As Apple prepared to debut its long-awaited watch, the question of whether it would, or wouldn’t, set the market alight was a constant talking point. But while the smart(est) money will probably wait for v2 of the Apple Watch to become available – the one where all of the initial annoyances and shortcomings have been addressed – there can be no doubt that, Apple’s first foray into this sector will finally push it into the mainstream. Quite simply, it’s inevitable that this watch will be a success – and here are four reasons why.Apple has a proven track record of making a late entrance to a particular market but then building up a position of real influence or dominance (and often, at a pretty quick pace).
Look at attitudes among current smartwatch owners and all the signs suggest that it’s on course to do the same again. So, while just a quarter of consumers in markets like the UK and USA say they are interested in using the Apple Watch, that figure rockets to over 70% among those who have previously purchased a smartwatch from a rival brand. That’s pretty crucial: those who have already parted with cash for a wearable device – and who are thus sold on the concept itself – are the most interested in using Apple. Of course, interest doesn’t always convert to a sale, but that a lot of current smartwatch owners are about to switch allegiance seems pretty clear. Once again, the power of Apple brand will be in evidence here.
Unlike any smartwatch which has gone before it, the Apple Watch has a large and extremely loyal legion of fans ready and willing to buy pretty much anything that the company releases. When new iPhones are debuted and Apple Stores across the world see long lines of expectant customers waiting outside to get their hands on the new device, it’s existing iPhone and iPad owners who dominate. The upgrade-mentality is especially strong for this brand, meaning that many fans will buy the watch because it’s an Apple product rather than because they were in the market for a smartwatch per se. That comes through pretty clearly in our chart: iPhone or iPad owners are over 50% more likely to be interested in using the Apple Watch than the average digital consumer.
Equally significant is that Apple is the brand that people are more willing to advocate than any other – even some individuals who don’t currently own an iPhone say they would recommend it to others, underlining how aspirational and coveted Apple’s devices can be.
Currently, wearable devices remain extremely niche: just 1 in 10 digital consumers own a smartwatch and even fewer of them have a smart wristband. That means the market is anything but saturated. But that’s not the end of the story, here: look at smartwatch ownership on a country-by-country or region-by-region basis rather than at a global level, and the figures are lowest in some of Apple’s strongest territories.
For example, can it really be a coincidence that current smartwatch ownership is lowest in North America (at just 5%), when this region posts the highest figures of all for iPhone ownership (at 26%)? Or that consumers in countries like Australia, Sweden, Japan, the UK and the US are some of the least likely to have purchased a smartwatch to date but are some of the biggest fans of Apple (as well as being some of the most likely to have the disposable income needed to purchase Apple products)? Hardly. All the evidence suggests that Apple fans have been waiting patiently for their brand’s wearable device to come to market. And now their time has come.
Although initial reviews for the Apple Watch have been relatively mixed, one thing has remained consistent: it’s generally agreed that Apple’s new device – as well as smartwatches generally – can only achieve real success if they convince us to use them in preference to our smartphones for certain behaviors.
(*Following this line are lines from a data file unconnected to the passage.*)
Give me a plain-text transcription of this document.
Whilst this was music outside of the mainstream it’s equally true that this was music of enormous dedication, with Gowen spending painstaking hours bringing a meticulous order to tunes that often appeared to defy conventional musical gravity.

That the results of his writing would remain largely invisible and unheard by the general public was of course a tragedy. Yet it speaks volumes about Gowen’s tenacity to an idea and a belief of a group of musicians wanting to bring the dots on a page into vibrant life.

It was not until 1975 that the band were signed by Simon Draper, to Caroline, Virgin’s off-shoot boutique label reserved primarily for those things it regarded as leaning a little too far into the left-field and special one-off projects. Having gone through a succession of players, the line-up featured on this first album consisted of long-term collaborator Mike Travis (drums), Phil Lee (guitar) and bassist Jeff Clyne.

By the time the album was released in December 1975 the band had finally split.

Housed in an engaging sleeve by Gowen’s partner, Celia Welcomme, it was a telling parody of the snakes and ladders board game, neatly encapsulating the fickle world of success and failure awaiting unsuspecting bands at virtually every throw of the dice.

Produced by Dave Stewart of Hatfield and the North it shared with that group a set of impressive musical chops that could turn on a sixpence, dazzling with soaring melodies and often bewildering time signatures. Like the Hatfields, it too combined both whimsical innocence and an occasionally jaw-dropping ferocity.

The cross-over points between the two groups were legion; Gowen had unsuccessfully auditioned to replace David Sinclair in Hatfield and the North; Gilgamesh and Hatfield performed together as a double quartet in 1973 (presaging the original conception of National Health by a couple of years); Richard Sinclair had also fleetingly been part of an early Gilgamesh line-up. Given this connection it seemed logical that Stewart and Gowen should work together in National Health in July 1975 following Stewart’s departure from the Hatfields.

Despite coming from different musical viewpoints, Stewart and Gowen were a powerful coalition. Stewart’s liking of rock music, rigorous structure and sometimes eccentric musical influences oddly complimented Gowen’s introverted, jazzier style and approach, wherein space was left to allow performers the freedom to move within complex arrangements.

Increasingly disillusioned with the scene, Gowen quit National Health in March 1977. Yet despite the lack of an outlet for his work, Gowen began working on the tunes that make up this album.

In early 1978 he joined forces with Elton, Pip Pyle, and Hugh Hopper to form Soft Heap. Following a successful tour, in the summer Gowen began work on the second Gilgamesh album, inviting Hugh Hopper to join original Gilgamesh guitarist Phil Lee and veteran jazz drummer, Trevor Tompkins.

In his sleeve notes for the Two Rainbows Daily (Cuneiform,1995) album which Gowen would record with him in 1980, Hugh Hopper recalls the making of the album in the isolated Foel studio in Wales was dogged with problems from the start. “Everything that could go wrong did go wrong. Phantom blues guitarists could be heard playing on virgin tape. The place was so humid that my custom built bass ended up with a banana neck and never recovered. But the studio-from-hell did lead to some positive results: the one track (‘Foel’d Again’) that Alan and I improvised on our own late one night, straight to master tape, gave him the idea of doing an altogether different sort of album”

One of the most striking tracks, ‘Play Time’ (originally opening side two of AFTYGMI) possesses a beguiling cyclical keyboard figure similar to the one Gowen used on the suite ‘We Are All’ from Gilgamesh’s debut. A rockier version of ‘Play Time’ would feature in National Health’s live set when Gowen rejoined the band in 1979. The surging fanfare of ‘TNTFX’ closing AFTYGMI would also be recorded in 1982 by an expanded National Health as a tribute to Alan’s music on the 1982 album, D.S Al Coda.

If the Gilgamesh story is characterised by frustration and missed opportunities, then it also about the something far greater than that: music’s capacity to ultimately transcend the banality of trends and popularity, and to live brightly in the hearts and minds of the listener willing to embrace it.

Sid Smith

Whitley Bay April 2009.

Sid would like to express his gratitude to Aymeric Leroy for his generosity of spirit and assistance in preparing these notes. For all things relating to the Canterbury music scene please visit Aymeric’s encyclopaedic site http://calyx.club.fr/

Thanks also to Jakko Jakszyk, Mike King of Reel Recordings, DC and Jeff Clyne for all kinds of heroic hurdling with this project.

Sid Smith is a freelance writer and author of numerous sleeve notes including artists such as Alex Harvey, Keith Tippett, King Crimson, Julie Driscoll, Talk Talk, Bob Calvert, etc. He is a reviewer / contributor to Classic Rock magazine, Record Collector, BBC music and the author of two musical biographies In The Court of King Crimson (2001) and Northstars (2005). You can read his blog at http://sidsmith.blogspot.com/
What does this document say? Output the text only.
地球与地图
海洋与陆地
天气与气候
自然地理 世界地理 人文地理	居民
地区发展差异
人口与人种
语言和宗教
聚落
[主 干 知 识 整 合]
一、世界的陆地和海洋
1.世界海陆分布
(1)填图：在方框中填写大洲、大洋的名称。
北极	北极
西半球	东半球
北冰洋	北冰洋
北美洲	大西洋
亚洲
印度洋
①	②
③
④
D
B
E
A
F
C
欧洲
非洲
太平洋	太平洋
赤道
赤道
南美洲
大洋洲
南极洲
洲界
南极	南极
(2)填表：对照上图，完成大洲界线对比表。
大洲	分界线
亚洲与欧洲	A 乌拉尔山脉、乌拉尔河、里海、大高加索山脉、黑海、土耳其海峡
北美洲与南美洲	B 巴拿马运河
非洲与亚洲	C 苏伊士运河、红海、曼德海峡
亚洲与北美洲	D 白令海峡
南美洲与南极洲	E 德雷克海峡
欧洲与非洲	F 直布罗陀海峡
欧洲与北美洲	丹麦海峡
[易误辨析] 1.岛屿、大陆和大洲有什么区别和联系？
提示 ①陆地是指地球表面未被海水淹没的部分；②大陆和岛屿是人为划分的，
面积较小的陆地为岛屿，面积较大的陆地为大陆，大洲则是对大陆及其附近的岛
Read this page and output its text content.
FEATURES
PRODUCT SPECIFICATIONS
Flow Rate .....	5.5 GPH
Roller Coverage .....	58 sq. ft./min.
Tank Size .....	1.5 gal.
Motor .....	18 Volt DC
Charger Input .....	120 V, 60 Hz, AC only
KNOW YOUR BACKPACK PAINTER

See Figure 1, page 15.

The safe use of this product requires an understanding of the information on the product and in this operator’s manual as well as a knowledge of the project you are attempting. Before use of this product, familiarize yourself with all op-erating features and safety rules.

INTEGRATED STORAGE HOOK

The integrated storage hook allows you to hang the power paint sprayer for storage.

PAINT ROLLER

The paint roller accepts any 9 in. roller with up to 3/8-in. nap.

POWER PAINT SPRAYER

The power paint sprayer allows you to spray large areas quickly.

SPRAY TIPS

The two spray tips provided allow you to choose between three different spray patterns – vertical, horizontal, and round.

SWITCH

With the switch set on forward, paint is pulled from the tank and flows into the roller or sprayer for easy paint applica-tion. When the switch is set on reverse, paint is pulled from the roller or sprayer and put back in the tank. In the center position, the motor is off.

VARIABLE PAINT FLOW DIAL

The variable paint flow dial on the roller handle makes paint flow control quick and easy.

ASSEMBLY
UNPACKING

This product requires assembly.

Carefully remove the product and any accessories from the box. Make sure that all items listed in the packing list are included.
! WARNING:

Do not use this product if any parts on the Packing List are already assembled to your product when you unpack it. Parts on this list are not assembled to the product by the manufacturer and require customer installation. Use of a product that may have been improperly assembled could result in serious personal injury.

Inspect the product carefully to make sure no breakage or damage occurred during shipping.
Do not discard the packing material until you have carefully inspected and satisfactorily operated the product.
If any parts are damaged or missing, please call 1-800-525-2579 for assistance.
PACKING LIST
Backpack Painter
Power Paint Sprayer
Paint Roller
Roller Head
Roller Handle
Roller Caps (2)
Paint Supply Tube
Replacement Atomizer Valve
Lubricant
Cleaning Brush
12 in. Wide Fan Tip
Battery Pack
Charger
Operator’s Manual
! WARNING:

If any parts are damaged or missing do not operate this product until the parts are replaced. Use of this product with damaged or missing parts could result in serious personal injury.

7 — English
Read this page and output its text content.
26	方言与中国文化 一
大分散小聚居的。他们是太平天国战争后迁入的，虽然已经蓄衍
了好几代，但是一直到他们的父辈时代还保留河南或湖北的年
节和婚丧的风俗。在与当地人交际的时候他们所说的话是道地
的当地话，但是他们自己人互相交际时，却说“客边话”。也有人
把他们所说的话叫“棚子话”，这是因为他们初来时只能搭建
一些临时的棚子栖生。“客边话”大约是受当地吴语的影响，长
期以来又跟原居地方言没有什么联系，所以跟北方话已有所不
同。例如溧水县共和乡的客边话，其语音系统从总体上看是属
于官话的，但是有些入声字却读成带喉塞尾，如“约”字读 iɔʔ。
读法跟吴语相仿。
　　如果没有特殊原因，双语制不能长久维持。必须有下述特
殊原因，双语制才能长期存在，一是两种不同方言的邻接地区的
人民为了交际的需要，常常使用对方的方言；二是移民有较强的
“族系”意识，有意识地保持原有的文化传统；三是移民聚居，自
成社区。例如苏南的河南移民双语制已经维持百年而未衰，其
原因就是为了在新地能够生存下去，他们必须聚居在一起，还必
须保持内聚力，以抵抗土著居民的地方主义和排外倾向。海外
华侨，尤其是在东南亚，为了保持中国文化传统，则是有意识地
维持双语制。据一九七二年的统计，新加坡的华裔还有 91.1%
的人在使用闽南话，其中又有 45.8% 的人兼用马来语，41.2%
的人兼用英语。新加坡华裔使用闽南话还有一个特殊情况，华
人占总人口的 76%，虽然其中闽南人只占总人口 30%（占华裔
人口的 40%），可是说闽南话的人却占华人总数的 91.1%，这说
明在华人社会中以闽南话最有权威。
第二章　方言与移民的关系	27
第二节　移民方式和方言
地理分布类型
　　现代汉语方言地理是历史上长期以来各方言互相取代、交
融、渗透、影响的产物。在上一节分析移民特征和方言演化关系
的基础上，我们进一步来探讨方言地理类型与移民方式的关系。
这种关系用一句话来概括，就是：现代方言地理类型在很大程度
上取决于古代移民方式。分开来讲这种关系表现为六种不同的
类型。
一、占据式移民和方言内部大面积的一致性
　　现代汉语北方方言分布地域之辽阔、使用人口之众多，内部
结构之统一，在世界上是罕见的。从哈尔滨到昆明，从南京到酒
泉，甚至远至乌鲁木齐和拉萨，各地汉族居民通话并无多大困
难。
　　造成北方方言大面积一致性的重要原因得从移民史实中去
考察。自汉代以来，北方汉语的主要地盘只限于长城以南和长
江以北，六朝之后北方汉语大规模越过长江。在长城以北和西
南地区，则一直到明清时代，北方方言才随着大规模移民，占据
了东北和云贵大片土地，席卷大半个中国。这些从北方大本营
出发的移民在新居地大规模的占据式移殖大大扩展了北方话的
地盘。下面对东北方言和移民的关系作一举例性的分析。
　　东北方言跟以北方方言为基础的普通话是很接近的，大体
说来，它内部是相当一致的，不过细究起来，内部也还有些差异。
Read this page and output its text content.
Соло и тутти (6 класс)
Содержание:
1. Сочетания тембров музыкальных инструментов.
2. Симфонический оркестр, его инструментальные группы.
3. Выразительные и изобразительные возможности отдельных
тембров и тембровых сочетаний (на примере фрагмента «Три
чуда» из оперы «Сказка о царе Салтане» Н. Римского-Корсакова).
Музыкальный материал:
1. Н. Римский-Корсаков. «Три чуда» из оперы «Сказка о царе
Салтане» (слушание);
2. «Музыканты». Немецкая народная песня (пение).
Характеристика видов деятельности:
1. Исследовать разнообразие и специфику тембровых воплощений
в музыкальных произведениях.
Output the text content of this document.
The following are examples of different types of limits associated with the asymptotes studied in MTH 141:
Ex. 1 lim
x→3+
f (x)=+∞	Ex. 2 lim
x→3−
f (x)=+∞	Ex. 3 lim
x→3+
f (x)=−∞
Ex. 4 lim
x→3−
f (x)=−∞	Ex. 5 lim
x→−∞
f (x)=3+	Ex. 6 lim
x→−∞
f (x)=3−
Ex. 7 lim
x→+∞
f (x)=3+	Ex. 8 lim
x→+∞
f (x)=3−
Social is one obvious area where this could be true; for today’s constantly connected consumers, the chance to receive notifications and carry out basic social activities without the need to remove a smartphone from a pocket could be a major selling point. And hence, it’s probably not a surprise to see that social networkers and chat app users are some of the most enthusiastic about the Apple Watch. Almost half of those on Instagram or WhatsApp are keen to try Apple’s newest device, for example. But it’s WeChat users who are really leading the charge here, some 75% of whom are interested.
All this is good news for Apple, because if smartwatches are to generate the type of momentum that’s been largely absent so far, social networking simply has to be one of the behaviors which is the first to migrate to these new devices in any serious way.